Eckoh PLC
22 February 2007
NOT FOR RELEASE, PUBLICATION OR DISTRIBUTION IN OR INTO OR FROM THE UNITED
STATES, CANADA, AUSTRALIA, SOUTH AFRICA, THE REPUBLIC OF IRELAND OR JAPAN
Eckoh Plc ('Eckoh' or the 'Company')
Results of the Extraordinary General Meeting and the Purchase and Cancellation
of Shares
1. Background
On 16 January 2007 the Company announced that it proposed to return up to
approximately £7 million of cash to Eligible Shareholders by way of a tender
offer (the 'Tender Offer').
A circular (the 'Circular') dated 16 January 2007 was posted to Shareholders
containing full details of the Tender Offer and including a notice of an
Extraordinary General Meeting (the 'EGM') to authorise the Company's purchase of
its Ordinary Shares under the Tender Offer and to grant the Company authority to
make market purchases of its Ordinary Shares.
Unless the context otherwise requires, the definitions used in the Circular also
apply in this announcement.
2. Extraordinary General Meeting
The Board of the Company announces that at the EGM of the Company held earlier
today both special resolutions were duly passed by shareholders, so that:
- approval has been given for the Company's purchase
of its Ordinary Shares pursuant to the Tender Offer; and
- the Company has been given further authority to make
market purchases of its Ordinary Shares.
3. Tender Offer
Resolution 1 having been duly passed, and all the other conditions to the Tender
Offer having been satisfied, the Company has today:
- accepted valid tenders received under the Tender Offer in the
following order of priority:
(i) first, tenders of up to 2,000 Ordinary Shares (inclusive)
submitted at or below 13 pence per Ordinary Share have been accepted in full,
but only in respect of those Shareholders with a registered holding of 2,000
Ordinary Shares or less on the Record Date who tendered in respect of all the
Ordinary Shares in their holding;
(ii) second, tenders submitted below 13 pence per Ordinary Share
have been accepted in full; and
(iii) finally, all other tenders submitted at 13 pence per
Ordinary Share (including Strike Price Tenders) have been accepted but have been
scaled back to ensure that the aggregate consideration paid to Shareholders does
not exceed £7 million.

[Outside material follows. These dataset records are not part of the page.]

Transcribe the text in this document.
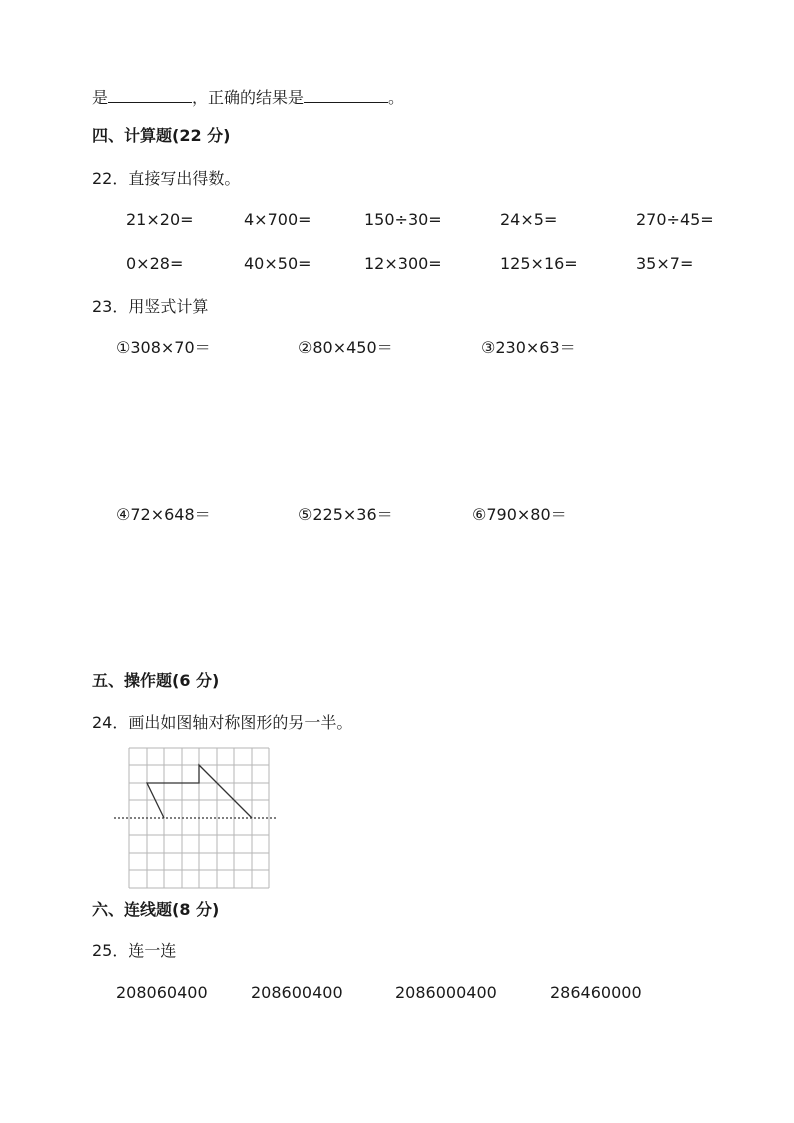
是	，正确的结果是	。
四、计算题(22 分)
22．直接写出得数。
21×20=	4×700=	150÷30=	24×5=	270÷45=
0×28=	40×50=	12×300=	125×16=	35×7=
23．用竖式计算
①308×70＝	②80×450＝	③230×63＝
④72×648＝	⑤225×36＝	⑥790×80＝
五、操作题(6 分)
24．画出如图轴对称图形的另一半。
六、连线题(8 分)
25．连一连
208060400	208600400	2086000400	286460000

Such tenders have been scaled back pro rata at a rate of
53.628673 per cent.; and
- completed the Purchase Contract and purchased and cancelled the
successfully tendered Ordinary Shares, being a total of 53,846,084 Ordinary
Shares (representing approximately 22 per cent. of the existing issued share
capital of the Company).
The 53,846,084 Ordinary Shares that have been purchased and cancelled will not
be available for re-issue.
The purchase of 53,846,084 Ordinary Shares will result in approximately £7
million of cash being returned to the Company's shareholders.
CREST accounts will be credited with the Tender Offer proceeds and cheques for
payment for Ordinary Shares purchased pursuant to the Tender Offer will be
despatched by 27 February 2007.
Date: 22 February 2007
For further enquiries, please contact:
Eckoh plc
Tel: 08701 100 700
Nik Philpot, Chief Executive Officer
Adam Moloney, Group Finance Director
Corporate Synergy Plc
Tel: 020 7448 4400
Jerry Keen / John Prior
Buchanan Communications
Tel: 020 7466 5000
Mark Edwards / Jeremy Garcia
Corporate Synergy plc, which is regulated in the United Kingdom by the Financial
Services Authority, is acting exclusively for the Company and no one else in
connection with the Tender Offer and will not be responsible to anyone other
than the Company for providing the protections afforded to customers of
Corporate Synergy or for giving advice in relation to the Tender Offer.